So we're left with a "No True Scotsman fallacy" where have to say that some science is "good" and some is "bad" and the only way to tell is to ask someone knowledgeable to evaluate each paper on a case by case basis. Not terrible useful to the layman.

And why do we want any kind of science to automatically get respect anyway? Good science is good because its already been subjected to an incredible degree of scrutiny. It will hold up to a little more. The real problem is disingenuous, bad faith arguments which are allowed to dominate the conversation. The real problem is to teach the general public to distinguish between sincere, good faith arguments and patent bullshit. This is much more difficult than it sounds because bullshit can easily conform to any merely superficial characteristics.

[1]: https://en.wikipedia.org/wiki/Demarcation_problem

[2]: https://en.wikipedia.org/wiki/Bright-line_rule

[3]: https://en.wikipedia.org/wiki/Falsifiability

4 comments

Why not have a general checklist with a minimum set of requirements for scientific papers that are relevant across all branches of science? The people putting their names on the paper would have to show that they followed everything or give reasons for skipping a step.
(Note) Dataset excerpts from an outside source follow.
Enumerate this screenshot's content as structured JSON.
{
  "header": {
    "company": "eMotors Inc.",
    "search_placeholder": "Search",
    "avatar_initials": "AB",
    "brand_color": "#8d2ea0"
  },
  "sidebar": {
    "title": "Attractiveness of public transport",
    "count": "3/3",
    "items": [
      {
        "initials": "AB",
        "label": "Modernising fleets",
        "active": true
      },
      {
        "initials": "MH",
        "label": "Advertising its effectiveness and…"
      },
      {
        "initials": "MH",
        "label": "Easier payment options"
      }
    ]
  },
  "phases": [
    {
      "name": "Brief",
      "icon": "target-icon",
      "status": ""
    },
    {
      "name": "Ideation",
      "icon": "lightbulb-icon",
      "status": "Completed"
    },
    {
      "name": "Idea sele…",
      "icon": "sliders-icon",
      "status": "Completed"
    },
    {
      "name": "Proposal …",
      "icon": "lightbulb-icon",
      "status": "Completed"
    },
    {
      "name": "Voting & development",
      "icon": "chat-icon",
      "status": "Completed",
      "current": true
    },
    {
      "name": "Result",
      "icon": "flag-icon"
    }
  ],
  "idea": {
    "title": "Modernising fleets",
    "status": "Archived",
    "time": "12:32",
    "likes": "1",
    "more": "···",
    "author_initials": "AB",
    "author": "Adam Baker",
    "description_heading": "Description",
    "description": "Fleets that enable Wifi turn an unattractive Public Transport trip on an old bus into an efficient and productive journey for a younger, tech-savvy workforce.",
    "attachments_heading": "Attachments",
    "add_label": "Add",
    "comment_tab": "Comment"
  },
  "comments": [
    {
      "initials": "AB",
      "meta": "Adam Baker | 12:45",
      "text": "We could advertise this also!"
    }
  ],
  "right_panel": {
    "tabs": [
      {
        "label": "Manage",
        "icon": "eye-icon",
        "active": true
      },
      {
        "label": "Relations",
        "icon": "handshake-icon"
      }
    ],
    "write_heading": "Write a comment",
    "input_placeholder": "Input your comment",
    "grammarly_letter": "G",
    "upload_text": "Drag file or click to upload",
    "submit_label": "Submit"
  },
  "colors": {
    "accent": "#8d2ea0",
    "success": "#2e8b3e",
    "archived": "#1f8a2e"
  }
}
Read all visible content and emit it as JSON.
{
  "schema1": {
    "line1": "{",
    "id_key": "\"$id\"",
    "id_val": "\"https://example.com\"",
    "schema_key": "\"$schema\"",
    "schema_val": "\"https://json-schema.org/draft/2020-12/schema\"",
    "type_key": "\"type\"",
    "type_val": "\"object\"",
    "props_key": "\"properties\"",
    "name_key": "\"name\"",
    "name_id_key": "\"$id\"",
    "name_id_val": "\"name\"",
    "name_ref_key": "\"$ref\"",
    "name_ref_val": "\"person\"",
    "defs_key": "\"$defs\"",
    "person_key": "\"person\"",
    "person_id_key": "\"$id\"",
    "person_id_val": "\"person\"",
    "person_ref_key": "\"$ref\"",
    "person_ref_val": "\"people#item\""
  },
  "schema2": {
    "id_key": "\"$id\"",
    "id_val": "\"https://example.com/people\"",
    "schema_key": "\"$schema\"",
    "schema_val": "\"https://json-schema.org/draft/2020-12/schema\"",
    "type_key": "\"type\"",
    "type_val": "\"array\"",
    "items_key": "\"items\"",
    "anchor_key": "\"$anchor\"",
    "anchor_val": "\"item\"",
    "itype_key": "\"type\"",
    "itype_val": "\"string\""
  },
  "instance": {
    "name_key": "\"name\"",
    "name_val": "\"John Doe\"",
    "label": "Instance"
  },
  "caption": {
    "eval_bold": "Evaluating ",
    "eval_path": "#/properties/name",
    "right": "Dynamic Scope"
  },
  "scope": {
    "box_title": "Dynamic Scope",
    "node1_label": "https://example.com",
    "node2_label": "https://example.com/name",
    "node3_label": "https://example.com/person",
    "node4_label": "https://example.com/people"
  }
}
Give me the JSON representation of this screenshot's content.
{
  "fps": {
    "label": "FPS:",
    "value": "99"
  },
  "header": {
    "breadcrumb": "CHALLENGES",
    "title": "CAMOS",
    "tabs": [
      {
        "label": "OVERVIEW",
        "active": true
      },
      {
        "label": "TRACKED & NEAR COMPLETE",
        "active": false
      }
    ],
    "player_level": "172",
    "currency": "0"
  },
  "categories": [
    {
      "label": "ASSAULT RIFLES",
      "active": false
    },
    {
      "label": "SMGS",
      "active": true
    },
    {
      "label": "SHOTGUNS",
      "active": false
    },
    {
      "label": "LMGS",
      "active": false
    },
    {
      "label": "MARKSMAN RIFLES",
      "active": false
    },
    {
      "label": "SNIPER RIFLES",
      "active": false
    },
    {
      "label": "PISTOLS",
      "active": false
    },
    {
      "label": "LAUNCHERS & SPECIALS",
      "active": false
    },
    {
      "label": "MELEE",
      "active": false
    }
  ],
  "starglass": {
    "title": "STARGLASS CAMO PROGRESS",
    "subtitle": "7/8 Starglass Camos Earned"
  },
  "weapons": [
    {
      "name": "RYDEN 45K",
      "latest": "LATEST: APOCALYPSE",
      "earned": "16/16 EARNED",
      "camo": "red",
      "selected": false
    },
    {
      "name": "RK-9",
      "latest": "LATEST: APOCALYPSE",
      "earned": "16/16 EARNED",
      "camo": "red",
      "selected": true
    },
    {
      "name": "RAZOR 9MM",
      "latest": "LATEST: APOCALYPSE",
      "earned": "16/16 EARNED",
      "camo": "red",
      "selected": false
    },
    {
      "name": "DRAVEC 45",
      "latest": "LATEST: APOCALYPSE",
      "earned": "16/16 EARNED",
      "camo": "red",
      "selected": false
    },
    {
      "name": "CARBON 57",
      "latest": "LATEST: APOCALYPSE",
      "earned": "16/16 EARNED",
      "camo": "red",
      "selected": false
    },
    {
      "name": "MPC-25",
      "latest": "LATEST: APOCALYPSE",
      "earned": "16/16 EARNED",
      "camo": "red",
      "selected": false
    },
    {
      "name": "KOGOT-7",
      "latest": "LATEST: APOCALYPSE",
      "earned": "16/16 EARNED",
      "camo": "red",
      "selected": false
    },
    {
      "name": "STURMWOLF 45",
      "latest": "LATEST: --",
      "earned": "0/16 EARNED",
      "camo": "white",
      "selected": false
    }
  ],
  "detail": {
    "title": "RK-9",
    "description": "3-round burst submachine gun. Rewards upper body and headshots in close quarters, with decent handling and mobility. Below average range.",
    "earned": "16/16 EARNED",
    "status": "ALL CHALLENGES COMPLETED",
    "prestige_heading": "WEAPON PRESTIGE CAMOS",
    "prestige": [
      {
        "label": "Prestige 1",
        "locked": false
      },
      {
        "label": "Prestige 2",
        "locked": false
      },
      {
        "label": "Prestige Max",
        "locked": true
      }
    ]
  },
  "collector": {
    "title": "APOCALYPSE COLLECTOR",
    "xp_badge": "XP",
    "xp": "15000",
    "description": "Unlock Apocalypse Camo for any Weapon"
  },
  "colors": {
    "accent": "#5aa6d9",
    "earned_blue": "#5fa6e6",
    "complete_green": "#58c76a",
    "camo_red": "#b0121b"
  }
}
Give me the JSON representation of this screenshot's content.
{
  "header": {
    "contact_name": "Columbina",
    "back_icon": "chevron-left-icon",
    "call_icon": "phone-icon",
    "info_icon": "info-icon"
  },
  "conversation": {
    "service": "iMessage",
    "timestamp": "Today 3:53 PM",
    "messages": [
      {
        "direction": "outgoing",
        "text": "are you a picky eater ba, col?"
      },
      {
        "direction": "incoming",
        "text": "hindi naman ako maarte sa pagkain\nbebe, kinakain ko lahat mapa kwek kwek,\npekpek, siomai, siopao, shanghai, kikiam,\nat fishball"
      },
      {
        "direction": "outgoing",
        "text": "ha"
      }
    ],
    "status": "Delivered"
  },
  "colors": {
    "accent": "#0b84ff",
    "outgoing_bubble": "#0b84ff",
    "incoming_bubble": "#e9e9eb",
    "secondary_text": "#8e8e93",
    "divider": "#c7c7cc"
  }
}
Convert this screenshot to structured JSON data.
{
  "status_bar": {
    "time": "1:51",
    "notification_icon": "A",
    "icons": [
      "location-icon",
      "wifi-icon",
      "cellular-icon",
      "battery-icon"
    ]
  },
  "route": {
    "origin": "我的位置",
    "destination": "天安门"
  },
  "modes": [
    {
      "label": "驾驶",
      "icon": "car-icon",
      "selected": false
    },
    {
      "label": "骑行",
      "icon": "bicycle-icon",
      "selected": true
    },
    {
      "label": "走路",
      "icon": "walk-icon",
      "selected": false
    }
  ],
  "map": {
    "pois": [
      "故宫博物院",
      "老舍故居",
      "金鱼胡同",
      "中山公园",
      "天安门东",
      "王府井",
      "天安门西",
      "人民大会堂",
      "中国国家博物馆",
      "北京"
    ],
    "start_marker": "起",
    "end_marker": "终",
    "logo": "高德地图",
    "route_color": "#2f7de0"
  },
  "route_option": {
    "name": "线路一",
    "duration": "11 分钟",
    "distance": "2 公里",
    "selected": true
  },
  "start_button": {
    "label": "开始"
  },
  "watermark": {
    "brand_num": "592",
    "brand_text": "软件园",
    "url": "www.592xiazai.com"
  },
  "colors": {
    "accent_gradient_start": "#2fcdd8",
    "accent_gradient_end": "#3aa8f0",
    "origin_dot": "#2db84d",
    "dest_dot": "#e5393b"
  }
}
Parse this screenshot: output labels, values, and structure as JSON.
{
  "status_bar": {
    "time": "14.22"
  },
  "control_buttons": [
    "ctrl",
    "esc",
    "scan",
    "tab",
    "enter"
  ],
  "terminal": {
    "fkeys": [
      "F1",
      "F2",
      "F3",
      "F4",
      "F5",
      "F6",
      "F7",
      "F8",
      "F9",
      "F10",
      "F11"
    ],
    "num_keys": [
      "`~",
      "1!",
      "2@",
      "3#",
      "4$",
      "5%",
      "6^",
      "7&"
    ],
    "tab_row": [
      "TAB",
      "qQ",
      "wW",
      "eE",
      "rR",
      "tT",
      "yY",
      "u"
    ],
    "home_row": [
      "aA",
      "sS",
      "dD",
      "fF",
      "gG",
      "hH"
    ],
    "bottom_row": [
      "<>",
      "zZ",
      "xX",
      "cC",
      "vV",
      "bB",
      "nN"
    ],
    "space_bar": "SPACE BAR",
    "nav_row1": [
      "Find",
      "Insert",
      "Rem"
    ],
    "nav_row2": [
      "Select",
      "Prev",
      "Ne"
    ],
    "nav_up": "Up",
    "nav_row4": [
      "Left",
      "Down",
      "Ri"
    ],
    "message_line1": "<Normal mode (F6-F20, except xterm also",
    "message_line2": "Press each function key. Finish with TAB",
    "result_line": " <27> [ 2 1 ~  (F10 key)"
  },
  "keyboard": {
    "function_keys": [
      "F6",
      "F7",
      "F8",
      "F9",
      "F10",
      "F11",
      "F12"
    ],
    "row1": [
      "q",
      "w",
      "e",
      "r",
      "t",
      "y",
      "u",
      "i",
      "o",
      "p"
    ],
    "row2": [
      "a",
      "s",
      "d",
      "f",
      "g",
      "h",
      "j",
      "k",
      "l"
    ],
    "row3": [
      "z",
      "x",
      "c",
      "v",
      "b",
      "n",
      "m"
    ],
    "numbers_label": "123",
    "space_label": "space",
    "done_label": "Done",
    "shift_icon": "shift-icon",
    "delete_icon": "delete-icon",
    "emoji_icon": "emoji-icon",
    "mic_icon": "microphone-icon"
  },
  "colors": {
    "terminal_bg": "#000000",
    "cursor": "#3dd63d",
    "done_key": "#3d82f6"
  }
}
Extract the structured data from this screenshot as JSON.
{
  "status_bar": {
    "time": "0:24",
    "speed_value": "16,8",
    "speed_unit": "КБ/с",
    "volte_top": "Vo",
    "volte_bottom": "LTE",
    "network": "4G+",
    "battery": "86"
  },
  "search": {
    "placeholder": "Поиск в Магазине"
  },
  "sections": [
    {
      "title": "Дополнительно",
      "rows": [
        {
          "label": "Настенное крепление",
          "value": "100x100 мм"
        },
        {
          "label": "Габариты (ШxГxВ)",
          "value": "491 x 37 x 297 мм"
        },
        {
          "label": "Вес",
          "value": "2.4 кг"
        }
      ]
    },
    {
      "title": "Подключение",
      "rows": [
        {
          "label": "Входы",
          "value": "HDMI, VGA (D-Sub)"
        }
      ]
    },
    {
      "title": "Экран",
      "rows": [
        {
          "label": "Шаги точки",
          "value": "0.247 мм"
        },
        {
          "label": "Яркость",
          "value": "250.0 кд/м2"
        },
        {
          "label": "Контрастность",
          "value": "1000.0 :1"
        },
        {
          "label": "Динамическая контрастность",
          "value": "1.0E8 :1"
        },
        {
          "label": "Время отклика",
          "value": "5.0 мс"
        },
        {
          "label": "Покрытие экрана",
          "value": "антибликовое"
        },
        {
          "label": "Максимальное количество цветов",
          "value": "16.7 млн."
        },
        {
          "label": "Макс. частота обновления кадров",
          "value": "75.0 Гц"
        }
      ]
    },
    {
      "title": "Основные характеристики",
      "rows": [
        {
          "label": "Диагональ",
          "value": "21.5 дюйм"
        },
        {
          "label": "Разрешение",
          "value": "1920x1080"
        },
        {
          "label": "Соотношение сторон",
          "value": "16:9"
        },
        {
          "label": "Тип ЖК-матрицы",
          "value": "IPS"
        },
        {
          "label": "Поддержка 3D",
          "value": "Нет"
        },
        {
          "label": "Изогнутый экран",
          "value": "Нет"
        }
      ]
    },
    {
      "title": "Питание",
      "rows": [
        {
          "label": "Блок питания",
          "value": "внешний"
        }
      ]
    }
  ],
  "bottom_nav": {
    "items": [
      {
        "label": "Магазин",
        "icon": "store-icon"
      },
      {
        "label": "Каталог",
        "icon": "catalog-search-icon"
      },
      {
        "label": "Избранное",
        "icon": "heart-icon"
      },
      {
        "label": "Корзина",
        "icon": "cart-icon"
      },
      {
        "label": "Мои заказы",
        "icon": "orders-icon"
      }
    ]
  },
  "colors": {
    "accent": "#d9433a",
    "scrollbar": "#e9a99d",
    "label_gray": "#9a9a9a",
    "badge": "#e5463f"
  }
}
The receiving journals would have their editors re-check the checklist. As part of reporting the results of the paper, the level of completeness of the checklist would also be in the report.

Yes, the checklist would not be all-encompassing or foolproof, and there would likely be revisions to the checklist, and maybe even domain-specific variants, but it would be an extra level caution that the media could report or choose to ignore at their will. Over time, the apparent level of scientific rigour would improve. No, it’s not bulletproof and there will be people who will try to meet the checklist and still present erroneous conclusions as reliable science, but it would be an improvement in the status quo for a layperson who is aware and values said checklist.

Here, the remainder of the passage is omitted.